Thomas hoorde de poort van de gevangenis achter zich dichtvallen. Hij had verwacht dat hij een gat in de lucht zou springen, maar als hij al iets voelde, was het eerder wrok dan vreugde. De dikke bakstenen muren van het negentiendeeeuwse gebouw achter hem zagen eruit als de grafkelder van een in vergetelheid geraakte citadel. De lage watten hemel boven de verwaarloosde huizen aan de overkant en de lege straat met alleen een paar in overtreding geparkeerde auto's versterkten het desolate gevoel.

Hij sloeg rechts af, in de richting van de Kasteelpleinstraat en zette er de pas in. Je wist maar nooit, de cerberussen van de Begijnenstraat zouden weleens van gedachten kunnen veranderen en hem weer bij de kraag grijpen. Net om de hoek aan de Kronenburgstraat bevond zich De Houten Lepel, waar hij zijn herkregen vrijheid dacht te vieren met een ‘bolleke’ Koninck of een tripel, maar het terras van de brasserie zat voor de helft vol met bierdrinkende en friet met stoofvlees etende klanten en Thomas werd er zich opeens van bewust dat hij een luchtje met zich meedroeg, dat zijn lijf en kleren stonken naar de vergeetput van de Begijnenstraat. Hij sjeesde voort, het bolleke kon wachten. Eerst wilde hij douchen, onder tonnen water staan tot zijn huid ervan ging rimpelen. De kleren die hij droeg en die negen weken in de Kleiderkammer van de gevangenis hadden gehangen, gingen meteen de vuilnisemmer in.

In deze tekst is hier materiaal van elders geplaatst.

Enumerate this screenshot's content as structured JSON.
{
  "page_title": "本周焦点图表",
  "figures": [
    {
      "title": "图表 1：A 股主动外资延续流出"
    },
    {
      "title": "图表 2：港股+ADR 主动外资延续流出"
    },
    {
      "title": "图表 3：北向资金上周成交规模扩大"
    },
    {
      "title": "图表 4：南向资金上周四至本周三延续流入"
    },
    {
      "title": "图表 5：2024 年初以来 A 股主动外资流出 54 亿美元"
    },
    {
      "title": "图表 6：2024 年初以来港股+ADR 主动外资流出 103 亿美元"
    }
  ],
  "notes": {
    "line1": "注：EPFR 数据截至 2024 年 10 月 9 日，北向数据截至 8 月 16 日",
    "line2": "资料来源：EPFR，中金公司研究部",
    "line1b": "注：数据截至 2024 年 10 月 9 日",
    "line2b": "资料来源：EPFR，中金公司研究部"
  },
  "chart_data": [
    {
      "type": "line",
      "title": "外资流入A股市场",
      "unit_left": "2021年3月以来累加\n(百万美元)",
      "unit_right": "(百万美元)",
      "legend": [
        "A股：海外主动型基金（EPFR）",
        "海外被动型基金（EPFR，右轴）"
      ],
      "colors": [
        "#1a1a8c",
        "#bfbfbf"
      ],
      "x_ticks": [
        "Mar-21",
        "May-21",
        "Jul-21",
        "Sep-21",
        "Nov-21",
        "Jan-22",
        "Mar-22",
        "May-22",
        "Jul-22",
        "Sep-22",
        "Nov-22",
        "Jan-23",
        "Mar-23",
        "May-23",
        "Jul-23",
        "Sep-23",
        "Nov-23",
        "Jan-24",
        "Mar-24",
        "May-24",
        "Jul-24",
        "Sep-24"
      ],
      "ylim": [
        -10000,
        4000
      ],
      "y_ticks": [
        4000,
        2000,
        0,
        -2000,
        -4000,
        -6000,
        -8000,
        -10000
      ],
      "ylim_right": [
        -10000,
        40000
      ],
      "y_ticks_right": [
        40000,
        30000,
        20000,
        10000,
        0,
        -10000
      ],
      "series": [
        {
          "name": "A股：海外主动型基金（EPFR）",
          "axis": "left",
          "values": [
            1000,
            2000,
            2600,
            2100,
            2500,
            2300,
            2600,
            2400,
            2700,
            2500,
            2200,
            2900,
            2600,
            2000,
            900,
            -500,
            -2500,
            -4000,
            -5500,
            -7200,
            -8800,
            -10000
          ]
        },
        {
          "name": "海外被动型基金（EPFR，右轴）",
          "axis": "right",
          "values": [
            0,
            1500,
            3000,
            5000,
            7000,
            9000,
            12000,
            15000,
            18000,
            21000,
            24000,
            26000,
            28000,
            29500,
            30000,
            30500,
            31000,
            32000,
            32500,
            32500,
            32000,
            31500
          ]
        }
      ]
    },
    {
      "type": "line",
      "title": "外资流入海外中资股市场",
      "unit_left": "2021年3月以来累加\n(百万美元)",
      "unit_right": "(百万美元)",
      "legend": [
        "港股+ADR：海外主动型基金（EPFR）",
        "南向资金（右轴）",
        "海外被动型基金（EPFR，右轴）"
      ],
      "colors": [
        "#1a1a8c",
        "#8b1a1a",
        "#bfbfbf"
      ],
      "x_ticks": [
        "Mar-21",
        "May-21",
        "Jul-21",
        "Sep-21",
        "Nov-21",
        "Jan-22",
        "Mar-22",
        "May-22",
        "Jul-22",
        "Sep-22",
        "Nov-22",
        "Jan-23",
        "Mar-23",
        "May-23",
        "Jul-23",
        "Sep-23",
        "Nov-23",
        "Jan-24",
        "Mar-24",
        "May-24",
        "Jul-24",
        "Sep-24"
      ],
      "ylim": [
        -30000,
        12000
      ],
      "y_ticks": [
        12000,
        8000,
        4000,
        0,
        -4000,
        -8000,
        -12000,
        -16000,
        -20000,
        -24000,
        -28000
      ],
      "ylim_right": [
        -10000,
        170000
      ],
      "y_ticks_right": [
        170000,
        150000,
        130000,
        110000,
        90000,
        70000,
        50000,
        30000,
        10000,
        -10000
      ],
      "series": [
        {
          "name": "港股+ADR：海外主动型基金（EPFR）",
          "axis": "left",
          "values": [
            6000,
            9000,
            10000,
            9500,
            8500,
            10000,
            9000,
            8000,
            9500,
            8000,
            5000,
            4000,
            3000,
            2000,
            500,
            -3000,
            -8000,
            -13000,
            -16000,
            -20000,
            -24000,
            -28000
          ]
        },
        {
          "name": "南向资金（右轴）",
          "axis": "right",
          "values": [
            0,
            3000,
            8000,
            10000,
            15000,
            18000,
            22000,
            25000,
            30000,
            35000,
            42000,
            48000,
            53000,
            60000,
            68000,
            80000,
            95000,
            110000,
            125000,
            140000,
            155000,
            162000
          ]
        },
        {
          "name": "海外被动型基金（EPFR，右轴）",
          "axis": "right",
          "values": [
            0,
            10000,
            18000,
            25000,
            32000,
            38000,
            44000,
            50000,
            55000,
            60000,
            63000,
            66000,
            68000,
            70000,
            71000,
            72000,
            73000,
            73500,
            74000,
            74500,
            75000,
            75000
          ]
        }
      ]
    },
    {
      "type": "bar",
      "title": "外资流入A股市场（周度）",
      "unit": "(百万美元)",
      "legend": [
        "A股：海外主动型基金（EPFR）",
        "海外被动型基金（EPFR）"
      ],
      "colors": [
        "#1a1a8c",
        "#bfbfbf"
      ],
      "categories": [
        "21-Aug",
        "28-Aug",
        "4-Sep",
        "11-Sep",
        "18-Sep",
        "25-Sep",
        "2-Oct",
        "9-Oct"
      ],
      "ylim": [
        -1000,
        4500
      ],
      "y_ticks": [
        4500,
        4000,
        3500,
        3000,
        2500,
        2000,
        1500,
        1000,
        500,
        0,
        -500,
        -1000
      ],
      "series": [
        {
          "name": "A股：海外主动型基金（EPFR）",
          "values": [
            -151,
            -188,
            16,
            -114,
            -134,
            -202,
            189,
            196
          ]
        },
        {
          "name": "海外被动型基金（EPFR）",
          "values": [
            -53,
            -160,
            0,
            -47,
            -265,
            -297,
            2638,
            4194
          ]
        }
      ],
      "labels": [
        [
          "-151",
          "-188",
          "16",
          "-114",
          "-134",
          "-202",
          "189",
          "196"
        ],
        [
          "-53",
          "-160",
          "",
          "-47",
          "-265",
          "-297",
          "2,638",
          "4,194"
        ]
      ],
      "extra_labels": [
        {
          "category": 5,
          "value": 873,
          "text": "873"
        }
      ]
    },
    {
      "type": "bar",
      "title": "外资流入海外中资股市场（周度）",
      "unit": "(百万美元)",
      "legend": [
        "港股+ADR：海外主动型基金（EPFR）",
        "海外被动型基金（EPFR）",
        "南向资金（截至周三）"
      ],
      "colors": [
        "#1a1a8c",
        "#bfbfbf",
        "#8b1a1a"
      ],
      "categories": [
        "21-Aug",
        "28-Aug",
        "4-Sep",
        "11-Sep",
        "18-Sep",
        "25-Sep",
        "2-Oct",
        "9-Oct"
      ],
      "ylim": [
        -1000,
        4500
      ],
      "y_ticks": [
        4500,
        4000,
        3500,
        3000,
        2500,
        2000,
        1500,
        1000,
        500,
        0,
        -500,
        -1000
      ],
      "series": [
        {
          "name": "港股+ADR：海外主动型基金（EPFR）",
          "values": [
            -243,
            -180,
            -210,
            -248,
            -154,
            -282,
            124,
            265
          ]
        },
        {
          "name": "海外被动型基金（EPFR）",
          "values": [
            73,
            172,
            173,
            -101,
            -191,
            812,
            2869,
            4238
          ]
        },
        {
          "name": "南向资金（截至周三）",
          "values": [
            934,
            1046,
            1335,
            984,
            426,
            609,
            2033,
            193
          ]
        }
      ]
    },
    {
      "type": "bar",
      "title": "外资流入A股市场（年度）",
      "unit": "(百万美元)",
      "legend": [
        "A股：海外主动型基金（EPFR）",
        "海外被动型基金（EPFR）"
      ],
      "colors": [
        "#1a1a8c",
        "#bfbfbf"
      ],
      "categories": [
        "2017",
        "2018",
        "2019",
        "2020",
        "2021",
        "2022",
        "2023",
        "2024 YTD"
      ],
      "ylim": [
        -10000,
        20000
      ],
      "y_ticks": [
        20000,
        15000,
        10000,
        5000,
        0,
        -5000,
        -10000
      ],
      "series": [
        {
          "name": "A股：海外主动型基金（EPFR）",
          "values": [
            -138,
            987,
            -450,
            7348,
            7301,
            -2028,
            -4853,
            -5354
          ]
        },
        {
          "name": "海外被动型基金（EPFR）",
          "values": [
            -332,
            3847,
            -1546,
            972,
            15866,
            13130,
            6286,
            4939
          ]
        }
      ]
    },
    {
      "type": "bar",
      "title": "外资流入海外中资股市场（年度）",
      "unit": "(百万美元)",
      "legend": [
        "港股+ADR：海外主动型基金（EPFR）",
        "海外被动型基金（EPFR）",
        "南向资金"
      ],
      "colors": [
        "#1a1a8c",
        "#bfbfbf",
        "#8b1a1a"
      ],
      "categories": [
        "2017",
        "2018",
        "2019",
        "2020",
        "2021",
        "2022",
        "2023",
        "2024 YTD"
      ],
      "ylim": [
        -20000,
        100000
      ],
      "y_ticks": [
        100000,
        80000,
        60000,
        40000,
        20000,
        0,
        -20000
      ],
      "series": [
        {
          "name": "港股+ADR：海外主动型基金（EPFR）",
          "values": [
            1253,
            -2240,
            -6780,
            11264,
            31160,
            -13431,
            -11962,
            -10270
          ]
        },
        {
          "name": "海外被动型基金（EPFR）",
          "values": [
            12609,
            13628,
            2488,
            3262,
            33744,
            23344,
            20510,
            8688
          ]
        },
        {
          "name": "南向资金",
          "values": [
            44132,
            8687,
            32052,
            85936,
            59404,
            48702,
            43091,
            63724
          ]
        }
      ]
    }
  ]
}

Voor het oude Paleis van Justitie, dat bij de bouw ooit was geïnspireerd door het Louvre, stak Thomas de Britselei over. Aan het eind van de leien in zuidelijke richting ving hij een glimp op van de op zeilschepen lijkende vlinderdaken van het nieuwe futuristische gerechtshof, een peperdure architecturale verwezenlijking met een tegenstrijdig tintje, want de mensen die er moesten terechtstaan, waren meestal straatarm. Om niet te spreken van de Roemeense toestanden in de gevangenissen waar ze naartoe werden gestuurd.

De kortste weg naar zijn huis aan de Zénobe Grammestraat was via de Lange Leemstraat en de Boomgaardstraat. Om zo vlug mogelijk uit de buurt te zijn van de Begijnenstraat, koos hij voor een kleine omweg via de Anselmostraat. Naarmate de afstand met de gevangenis groter werd, groeide zijn zelfvertrouwen.

Hij had het 'm gelapt.

Voor een keer zou hij eens niet aan het kortste eind trekken. Het was te mooi om waar te zijn.

Allemaal dankzij Sergej.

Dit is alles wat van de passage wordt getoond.